Roasted Vegetable Grain Bowls

Yield:
Makes 2

Prep Time:
10 minutes

Cook Time:
30 minutes

Total Time:
40 minutes

These Roasted Vegetable Grain Bowls are perfect for a healthy, meatless lunch. Made with simple ingredients, these are nourishing and delicious.

Ingredients

  • 2 cups cauliflower florets
  • 1 cup chickpeas, rinsed and drained
  • 8 tri-color carrots, cut into half pieces
  • 1 cup farro, cooked
  • 2 cups arugula
  • 1/4 cup pumpkin seeds
  • 4 tbsp crumbled goat cheese
  • 2 tbsp olive oil
  • 1 tsp garlic powder
  • 1/2 tsp cumin
  • 1/2 tsp sea salt
  • 1 tsp paprika
  • dash of pepper
  • for creamy jalapeno sauce:
  • 1/2 cup plain greek yogurt
  • 1 cup cilantro
  • 1 lime, juiced
  • 1/2 jalapeno (remove seeds)
  • 1 garlic clove
  • 3 tbsp olive oil
  • dash of sea salt
  • dash of pepper
  • 1 tbsp water (adjust for desired consistency)

Instructions

  1. Chop up all vegetables.
  2. Rinse and drain chickpeas.
  3. In a large bowl, combine all veggies.
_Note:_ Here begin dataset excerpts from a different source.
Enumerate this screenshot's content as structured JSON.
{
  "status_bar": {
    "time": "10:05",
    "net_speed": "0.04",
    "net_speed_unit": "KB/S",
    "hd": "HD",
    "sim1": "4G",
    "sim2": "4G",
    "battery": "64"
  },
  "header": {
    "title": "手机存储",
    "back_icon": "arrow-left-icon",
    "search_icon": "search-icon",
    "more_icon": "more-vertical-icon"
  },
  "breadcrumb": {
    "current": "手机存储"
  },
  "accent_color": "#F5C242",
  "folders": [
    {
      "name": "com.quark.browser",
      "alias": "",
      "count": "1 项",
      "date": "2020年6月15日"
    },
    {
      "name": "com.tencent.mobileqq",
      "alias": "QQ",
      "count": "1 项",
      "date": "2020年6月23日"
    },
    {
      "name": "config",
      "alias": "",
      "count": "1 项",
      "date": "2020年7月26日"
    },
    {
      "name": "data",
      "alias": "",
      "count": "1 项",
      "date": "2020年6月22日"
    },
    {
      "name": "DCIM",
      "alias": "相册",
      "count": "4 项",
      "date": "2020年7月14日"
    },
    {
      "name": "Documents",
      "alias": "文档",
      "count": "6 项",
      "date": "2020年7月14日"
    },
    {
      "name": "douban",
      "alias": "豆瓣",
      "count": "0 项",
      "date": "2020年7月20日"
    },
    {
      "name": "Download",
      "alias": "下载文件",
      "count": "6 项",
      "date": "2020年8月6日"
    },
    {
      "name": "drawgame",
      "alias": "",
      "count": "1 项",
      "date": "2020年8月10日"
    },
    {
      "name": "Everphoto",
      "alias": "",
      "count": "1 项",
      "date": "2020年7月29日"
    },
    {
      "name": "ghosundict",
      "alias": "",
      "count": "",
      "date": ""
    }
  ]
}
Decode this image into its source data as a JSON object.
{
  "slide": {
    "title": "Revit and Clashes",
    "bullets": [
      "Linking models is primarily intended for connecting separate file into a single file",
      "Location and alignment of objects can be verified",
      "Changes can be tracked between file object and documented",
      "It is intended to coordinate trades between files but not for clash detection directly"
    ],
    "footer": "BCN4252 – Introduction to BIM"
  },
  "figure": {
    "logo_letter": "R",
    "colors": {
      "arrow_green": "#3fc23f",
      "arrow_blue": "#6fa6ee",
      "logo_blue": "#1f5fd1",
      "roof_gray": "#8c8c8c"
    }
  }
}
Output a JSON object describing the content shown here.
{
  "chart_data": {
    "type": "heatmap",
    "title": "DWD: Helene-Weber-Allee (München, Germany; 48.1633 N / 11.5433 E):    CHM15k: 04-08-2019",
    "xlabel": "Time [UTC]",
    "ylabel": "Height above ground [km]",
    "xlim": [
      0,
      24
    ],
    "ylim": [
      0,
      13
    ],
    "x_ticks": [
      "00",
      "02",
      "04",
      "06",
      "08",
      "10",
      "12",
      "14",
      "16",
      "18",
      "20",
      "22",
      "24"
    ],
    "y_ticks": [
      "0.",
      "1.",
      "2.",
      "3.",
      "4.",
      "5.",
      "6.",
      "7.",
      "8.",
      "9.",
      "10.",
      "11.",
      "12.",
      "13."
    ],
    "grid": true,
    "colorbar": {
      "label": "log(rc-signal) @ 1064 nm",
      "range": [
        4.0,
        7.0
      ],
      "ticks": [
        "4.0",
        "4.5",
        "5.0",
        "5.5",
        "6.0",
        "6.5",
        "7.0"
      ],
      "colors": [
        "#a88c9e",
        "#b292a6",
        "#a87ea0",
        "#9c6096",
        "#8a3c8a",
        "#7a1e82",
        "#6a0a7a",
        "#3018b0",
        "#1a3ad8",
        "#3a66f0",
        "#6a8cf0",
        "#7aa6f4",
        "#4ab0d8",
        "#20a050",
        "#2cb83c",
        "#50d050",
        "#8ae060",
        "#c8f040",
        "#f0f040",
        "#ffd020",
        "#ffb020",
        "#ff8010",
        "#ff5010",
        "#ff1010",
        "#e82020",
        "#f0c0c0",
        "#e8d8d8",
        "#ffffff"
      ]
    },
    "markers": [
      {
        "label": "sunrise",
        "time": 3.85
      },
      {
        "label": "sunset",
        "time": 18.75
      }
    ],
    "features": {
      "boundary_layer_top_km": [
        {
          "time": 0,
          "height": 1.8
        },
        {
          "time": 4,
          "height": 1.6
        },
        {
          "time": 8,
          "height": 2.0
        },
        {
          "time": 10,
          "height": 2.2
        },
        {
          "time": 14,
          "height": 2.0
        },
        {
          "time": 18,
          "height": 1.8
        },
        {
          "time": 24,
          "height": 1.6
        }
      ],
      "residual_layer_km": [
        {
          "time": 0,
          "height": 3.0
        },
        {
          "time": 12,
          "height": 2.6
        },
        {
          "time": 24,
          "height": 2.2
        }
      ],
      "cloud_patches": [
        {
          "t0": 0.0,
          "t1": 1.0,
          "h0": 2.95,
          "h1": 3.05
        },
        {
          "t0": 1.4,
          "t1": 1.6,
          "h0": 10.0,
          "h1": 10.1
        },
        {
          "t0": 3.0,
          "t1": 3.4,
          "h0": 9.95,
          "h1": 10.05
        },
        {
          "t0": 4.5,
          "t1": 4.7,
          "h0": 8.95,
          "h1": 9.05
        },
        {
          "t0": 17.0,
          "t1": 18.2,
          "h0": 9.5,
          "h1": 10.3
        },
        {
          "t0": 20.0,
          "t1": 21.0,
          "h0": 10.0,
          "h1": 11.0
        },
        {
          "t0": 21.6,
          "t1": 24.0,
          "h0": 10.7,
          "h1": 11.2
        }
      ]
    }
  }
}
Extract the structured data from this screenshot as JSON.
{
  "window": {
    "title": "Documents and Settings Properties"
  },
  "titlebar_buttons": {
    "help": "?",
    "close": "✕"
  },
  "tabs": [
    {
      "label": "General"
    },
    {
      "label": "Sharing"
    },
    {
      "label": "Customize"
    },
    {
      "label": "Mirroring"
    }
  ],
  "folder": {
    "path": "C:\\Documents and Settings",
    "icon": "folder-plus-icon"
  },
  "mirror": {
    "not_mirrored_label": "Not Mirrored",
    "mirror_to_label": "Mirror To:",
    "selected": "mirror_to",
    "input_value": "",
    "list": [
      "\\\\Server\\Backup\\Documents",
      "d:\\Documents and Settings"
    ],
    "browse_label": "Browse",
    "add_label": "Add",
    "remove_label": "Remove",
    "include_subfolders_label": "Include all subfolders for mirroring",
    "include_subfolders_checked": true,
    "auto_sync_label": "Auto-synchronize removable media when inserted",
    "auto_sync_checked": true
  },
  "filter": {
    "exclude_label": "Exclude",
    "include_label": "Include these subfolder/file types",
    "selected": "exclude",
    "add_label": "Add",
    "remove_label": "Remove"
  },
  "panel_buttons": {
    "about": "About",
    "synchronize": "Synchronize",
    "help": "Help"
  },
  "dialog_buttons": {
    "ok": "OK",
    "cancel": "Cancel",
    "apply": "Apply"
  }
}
Mix with olive oil and seasonings to completely coat.
  4. Place on baking sheet. Bake at 400 degrees for 30 minutes, flipping half way.
  5. Cook farro according to package. Set aside.
  6. In a bowl, combine arugula, cooked farro, roasted vegetable, pumpkin seeds and crumbled goat cheese.
  7. Drizzle with jalapeno sauce. Add more to the side.
  8. Enjoy!

Notes

If meal prepping these bowls, cook more farro and vegetables.